Ответить мне ему нечего, потому что он, по большому счёту, совершенно прав. Просто какое-то временное затмение на меня нашло…

– И ещё, – вспоминает Лёха, – извини, брат, что вторгаюсь в твоё личное пространство. Но твой разговор с Вольфом Шварцем мы тоже прослушали.

– Кто «мы»?

– Ну, я. Кроме меня, никто о нём не знает. Так я распорядился. Одно непонятно: почему ты не захотел мне ничего рассказывать, когда я спрашивал? Считаешь, что мы уже не друзья?

Последние его слова меня не на шутку бесят:

– Хоть ты мне и друг, но не начальник! Ты действительно вторгаешься в моё личное пространство! За такие поступки морду бьют!

– Успокойся! Мне почему-то кажется, что все эти вещи, завертевшиеся вокруг пропажи Ильи, и в самом деле как-то связаны между собой. Да и Шварц с его замшелым письмом – не в стороне. Интересно было бы узнать его содержание…

– Как это ты ещё не умудрился у меня по карманам пошарить, когда я спал?

– Понадеялся на то, что ты – человек здравомыслящий, и рано или поздно сам обо всём расскажешь. А ведь мы вместе с тобой, если помнишь, любые горы раньше сворачивали, и никаких секретов друг от друга у нас не было…

Часть 2Сын

1

Весь день у меня температура, а тело ломит так, будто я накануне разгружал вагоны с тяжёлыми мешками, совсем как когда-то в счастливой студенческой юности. Лежать на больничной койке мне невмоготу, и я часто подскакиваю, бесцельно болтаюсь по коридору нашего отделения, однако быстро устаю, тогда присаживаюсь где-то или выхожу на балкон, чтобы выкурить очередную сигарету с тамошними завсегдатаями.

Жена дважды приходила ко мне, утром и вечером, глядела на меня печальным и укоризненным взглядом, но ни о чём так и не сказала. Да и мне сказать ей было нечего. Так мы и проводили время – помолчим полчаса рядом друг с другом, а потом она уходит. Оставленные ею апельсины и яблоки незамедлительно перекочёвывают в тумбочку рядом с кроватью. Есть мне ничего не хочется – нет ни аппетита, ни желания.

К вечеру мне совсем хреново – нигде не могу найти себе места. Даже выходить на балкон не тянет – в горле першит от табака, и кашель душит.

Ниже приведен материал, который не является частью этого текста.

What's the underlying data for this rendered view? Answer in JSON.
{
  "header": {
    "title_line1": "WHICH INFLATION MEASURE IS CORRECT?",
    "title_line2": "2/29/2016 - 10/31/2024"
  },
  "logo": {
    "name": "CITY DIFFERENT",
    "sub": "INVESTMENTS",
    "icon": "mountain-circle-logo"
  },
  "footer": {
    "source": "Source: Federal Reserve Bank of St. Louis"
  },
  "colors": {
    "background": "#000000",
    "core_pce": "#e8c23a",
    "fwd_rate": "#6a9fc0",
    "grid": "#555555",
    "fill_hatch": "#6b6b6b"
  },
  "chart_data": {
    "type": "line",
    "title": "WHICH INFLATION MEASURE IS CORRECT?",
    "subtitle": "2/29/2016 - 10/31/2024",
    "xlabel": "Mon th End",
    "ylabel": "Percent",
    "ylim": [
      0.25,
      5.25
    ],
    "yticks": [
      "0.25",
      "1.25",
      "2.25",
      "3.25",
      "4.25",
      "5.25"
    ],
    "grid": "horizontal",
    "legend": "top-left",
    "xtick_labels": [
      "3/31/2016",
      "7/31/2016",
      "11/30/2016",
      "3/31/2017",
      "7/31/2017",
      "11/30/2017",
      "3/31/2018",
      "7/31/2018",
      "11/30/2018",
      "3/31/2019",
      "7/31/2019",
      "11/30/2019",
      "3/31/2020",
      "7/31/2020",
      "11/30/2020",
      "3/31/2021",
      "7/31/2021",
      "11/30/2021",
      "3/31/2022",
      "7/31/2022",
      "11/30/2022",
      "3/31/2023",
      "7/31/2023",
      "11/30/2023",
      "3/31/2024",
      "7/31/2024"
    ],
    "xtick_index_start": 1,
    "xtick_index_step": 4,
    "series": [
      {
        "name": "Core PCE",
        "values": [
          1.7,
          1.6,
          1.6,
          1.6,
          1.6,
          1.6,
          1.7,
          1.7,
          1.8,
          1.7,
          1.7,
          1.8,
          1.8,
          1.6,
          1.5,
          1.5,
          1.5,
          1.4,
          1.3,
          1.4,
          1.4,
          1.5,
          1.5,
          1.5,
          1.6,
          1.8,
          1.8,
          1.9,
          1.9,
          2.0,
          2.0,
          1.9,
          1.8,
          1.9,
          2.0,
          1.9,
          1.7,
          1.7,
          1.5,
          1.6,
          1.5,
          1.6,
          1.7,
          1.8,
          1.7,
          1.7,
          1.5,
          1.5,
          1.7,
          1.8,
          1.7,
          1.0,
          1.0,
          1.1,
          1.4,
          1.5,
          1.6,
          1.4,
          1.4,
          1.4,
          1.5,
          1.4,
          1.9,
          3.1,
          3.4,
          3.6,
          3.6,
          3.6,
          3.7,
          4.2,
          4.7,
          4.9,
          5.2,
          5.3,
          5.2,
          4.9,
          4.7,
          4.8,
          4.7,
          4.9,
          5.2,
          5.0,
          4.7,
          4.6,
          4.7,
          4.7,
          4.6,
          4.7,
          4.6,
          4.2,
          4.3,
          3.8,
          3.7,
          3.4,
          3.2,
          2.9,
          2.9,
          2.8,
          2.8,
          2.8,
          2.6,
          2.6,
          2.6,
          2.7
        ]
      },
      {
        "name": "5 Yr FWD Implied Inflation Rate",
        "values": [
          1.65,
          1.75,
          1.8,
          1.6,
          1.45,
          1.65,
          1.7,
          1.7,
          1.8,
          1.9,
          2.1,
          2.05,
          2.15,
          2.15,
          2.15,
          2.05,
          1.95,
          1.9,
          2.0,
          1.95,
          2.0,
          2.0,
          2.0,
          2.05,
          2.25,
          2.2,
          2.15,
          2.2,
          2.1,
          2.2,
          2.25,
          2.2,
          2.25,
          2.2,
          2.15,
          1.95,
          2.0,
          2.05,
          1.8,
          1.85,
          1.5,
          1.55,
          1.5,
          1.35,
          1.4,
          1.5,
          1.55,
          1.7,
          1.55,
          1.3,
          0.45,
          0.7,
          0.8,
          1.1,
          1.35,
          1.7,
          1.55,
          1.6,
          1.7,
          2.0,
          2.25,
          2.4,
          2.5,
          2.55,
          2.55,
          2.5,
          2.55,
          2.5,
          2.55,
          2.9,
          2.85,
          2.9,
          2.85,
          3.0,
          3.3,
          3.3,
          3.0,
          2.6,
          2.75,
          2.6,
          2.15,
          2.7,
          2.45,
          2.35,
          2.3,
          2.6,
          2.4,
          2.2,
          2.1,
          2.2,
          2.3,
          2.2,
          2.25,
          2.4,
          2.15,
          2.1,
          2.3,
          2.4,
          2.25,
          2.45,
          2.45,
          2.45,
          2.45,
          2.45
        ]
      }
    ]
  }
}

Ковыляю к посту медсестры в холле нашего отделения и прошу молоденькую девочку, которая клюёт носом около компьютера:

– Милая, дай таблеточку снотворного, чтобы уснуть.

– У вас что-то болит? – участливо спрашивает она. – Может, хотите обезболивающее?

– Нет, только таблетку, чтобы уснуть и проспать до утра. А утром лучше будет – я себя знаю.

– Вы врач? – девушка с интересом принимается меня разглядывать.

– Нет, но хорошо знаю свои болячки…

Выданная таблетка и в самом деле помогает. Ещё не дойдя до своей палаты, начинаю зевать, и силы окончательно оставляют меня, едва доползаю до кровати…


…И снова эта знакомая дорога с ухабами и камнями, тонущая в сером ватном тумане. Но иду по ней уже не наощупь, потому что помню с прошлого раза: скоро она пойдёт в гору, и мне придётся карабкаться наверх чуть ли не на четвереньках. С каждым шагом будет всё тяжелей, однако впереди уже не полная неизвестность…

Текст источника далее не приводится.